As for why family before kids, its b/c my kids are still grade school age. I don't want them getting hurt if my dating doesn't work out, and there is no need for a revolving door of women around my kids. I have 2 daughters, I want to model for them what a good man and father is. My oldest is probably getting old enough now, but still, I'll wait a bit longer. Just today, she told me a story about a friend whose mom remarried after her first husband died. She said she waiting 3 yrs before getting remarried and she said thats great because it gave her time to heal. She told me this all on her own, and I think for me it shows that I'm doing the right thing in her eyes if she sees that Dad waited a bit before he got involved with another person after divorcing mom.

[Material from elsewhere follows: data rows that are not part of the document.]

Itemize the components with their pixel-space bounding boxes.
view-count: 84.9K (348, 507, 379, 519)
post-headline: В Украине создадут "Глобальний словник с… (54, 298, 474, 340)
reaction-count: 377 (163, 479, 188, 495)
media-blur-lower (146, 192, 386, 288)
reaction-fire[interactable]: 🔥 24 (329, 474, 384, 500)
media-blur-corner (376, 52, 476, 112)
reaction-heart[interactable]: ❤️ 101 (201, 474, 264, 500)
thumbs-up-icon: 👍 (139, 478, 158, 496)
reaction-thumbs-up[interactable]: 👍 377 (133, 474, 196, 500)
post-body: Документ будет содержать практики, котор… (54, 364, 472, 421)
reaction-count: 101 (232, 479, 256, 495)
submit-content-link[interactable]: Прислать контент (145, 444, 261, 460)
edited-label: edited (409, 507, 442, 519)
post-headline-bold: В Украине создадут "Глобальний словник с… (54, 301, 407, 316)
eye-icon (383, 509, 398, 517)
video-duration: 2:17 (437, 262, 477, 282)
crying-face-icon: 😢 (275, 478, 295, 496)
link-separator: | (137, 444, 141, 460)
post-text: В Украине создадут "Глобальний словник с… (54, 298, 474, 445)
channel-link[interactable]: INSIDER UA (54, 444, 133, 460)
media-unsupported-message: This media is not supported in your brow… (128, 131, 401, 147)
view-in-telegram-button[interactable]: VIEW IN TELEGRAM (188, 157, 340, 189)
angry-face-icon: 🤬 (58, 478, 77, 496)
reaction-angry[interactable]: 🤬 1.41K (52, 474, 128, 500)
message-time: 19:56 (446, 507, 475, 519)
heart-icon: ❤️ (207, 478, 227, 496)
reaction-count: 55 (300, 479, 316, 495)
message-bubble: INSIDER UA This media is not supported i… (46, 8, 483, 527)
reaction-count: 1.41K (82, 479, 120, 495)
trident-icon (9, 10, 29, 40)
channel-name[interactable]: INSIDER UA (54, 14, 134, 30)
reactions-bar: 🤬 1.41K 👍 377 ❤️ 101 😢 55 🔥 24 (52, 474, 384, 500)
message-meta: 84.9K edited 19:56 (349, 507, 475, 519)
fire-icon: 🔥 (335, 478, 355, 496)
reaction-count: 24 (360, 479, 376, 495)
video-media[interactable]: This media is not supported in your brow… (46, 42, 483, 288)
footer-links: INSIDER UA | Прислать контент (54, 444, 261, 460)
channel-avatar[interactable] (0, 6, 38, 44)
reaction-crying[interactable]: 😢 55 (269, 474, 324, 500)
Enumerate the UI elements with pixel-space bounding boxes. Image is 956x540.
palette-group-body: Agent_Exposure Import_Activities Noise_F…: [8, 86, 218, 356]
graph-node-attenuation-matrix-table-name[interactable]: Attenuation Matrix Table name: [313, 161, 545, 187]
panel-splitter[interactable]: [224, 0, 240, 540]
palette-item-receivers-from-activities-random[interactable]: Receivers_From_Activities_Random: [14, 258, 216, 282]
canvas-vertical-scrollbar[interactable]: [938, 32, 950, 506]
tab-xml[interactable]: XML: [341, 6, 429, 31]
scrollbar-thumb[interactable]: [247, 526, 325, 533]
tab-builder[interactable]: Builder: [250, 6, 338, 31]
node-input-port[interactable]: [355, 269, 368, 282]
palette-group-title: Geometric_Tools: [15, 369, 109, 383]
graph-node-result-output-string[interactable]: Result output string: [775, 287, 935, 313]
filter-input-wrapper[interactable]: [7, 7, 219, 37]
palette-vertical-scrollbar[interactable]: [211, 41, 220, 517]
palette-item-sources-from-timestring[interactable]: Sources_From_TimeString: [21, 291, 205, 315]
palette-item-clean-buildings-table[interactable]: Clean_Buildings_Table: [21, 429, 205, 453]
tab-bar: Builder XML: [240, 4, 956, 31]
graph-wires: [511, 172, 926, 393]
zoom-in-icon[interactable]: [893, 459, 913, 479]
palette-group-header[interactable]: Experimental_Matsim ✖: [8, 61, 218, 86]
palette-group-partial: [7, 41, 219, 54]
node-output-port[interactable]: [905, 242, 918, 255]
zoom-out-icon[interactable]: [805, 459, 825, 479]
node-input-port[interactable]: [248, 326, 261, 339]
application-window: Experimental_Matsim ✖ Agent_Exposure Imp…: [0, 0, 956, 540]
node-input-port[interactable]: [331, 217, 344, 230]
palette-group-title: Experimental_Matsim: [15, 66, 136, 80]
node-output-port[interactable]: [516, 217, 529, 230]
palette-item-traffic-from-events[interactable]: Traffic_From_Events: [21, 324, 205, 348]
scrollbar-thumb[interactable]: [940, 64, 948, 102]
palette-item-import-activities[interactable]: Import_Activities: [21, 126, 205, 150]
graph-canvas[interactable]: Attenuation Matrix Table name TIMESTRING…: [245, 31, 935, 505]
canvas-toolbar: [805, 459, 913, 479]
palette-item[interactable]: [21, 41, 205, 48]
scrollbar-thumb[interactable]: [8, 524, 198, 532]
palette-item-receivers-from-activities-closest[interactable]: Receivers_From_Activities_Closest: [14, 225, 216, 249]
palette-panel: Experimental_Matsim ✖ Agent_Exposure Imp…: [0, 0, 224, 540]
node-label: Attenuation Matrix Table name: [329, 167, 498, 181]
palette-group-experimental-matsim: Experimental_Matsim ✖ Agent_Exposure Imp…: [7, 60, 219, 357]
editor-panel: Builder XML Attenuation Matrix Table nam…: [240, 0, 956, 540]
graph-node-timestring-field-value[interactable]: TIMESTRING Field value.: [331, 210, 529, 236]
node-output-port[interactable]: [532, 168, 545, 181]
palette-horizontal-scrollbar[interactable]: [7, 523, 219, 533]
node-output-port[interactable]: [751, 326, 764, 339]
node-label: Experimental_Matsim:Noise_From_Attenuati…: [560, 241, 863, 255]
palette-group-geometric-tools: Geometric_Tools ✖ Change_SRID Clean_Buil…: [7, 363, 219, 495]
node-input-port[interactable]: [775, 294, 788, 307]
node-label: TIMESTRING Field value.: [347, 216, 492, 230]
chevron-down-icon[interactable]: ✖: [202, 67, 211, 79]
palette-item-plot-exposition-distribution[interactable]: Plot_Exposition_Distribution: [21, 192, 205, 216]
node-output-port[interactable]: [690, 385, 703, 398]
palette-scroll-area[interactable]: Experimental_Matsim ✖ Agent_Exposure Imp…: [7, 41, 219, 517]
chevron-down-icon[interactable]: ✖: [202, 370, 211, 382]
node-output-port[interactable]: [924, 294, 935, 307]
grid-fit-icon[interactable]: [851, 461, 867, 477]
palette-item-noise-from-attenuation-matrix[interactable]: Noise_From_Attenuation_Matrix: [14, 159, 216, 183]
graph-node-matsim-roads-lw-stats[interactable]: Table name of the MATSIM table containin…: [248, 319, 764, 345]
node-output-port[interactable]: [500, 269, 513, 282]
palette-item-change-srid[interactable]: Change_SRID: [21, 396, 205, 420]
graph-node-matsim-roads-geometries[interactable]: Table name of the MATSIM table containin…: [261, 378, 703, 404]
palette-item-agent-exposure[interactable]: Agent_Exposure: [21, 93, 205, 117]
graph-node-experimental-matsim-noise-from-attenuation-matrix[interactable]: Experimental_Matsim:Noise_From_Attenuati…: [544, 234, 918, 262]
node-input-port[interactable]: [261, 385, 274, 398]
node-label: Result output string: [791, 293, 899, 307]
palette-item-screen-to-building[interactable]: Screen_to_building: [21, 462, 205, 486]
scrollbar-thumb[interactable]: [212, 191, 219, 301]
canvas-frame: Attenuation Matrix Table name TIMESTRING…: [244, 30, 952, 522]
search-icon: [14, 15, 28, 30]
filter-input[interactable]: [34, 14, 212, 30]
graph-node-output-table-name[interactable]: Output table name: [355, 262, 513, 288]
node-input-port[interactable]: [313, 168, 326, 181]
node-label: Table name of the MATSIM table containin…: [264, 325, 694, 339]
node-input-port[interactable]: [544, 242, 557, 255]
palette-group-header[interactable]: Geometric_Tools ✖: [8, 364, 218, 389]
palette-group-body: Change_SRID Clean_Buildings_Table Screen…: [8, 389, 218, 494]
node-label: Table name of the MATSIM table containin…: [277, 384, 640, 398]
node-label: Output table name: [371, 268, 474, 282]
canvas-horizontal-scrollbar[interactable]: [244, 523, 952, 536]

As an update on the NB, its still going great. Just spent the weekend with her and we've been enjoying each others company. She has a picture of me and my kids as the screen saver picture on her iPhone. She hasn't pressured me to meet them, and we've just been getting along great and making plans for vacation for next summer b/c she needs to request it really far in advance due to being a resident. My kids are happy, although a little bummed school is starting again, but right now, life is pretty good. I hope it continues and the exWW continues to leaves me alone.